Even modern neuroscience doesn’t buy the whole “free will” thing anymore. The brain is a mess of impulses and reactions, firing off like a machine that’s been programmed long before you showed up.
You think you’re thinking? Nah. You’re just reacting to whatever’s been planted there over the years.
Table 2: Philosophers Who Challenge von Hartmann’s Pessimism
Thinker | Main Idea | Response to von Hartmann |
---|---|---|
Jean-Paul Sartre | We are free to make choices, to define our existence. | Denies the idea that the unconscious controls us. |
B.F. Skinner | Behavior is shaped by external stimuli, not internal free will. | Agrees with the idea of determinism, but leans toward environmental conditioning. |
Neuroscientists | Our brain is plastic, capable of change and agency. | Accepts unconscious influence, but still emphasizes conscious control over actions. |
The Dark Night of the Soul
So, here we are. We’ve stared into the void, dug into the muck, and found something we weren’t really ready to see: the unconscious mind is the true puppet master.

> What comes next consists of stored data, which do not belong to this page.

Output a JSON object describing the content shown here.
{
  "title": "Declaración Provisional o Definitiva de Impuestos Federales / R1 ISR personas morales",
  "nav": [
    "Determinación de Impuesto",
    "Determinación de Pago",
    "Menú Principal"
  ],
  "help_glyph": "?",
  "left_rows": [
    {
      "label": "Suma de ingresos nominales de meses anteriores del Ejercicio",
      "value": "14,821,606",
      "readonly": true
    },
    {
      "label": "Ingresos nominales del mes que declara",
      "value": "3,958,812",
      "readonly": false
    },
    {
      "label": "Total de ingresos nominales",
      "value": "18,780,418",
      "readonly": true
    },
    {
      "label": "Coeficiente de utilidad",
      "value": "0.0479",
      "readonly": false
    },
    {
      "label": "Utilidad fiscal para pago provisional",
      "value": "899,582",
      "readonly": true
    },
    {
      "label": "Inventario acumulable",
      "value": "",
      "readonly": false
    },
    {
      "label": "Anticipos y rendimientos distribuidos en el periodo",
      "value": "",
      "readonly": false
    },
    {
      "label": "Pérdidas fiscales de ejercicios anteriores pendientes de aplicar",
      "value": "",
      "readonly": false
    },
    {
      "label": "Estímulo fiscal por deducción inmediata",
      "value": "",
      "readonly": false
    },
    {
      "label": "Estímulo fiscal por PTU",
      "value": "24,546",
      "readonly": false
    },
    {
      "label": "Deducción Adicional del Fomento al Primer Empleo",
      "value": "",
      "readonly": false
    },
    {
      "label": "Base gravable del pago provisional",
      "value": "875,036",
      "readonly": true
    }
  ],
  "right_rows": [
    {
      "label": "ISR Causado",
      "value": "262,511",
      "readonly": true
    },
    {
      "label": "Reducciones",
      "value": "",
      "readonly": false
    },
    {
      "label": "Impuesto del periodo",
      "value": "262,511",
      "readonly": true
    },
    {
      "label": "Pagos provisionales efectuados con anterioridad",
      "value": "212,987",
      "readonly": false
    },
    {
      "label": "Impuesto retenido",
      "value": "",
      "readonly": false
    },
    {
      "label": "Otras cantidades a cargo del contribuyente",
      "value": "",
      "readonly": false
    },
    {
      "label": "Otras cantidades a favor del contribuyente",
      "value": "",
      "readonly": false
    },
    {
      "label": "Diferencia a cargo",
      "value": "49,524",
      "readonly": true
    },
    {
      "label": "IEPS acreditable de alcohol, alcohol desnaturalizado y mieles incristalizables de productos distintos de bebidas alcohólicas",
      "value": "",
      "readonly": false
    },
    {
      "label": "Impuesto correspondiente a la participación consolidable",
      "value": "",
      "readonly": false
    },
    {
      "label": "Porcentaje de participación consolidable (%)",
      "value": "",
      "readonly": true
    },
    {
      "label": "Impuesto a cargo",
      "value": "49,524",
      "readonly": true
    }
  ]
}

Von Hartmann’s vision of reality beyond awareness isn’t just some cool theory to ponder over a glass of whiskey. It’s a damn cold slap in the face.
We’re not in control. We never were. We’re all just playing a game where the rules were set for us long before we ever knew how to read them.
Maybe we can’t change the forces that pull us. Maybe we can’t escape the unconscious that drives us.
But we can try to live with it. The only choice we really have is whether to succumb to it or to keep fighting, even knowing the odds are stacked against us. Absurd, right?
Maybe von Hartmann was right—life is suffering, and we’re all just pawns in a game we didn’t ask to play.
Maybe every single muscle twitch is predetermned.
Maybe we are in a cell we can’t even see.
Maybe it’s the act of realizing this that liberates us, albeit partially.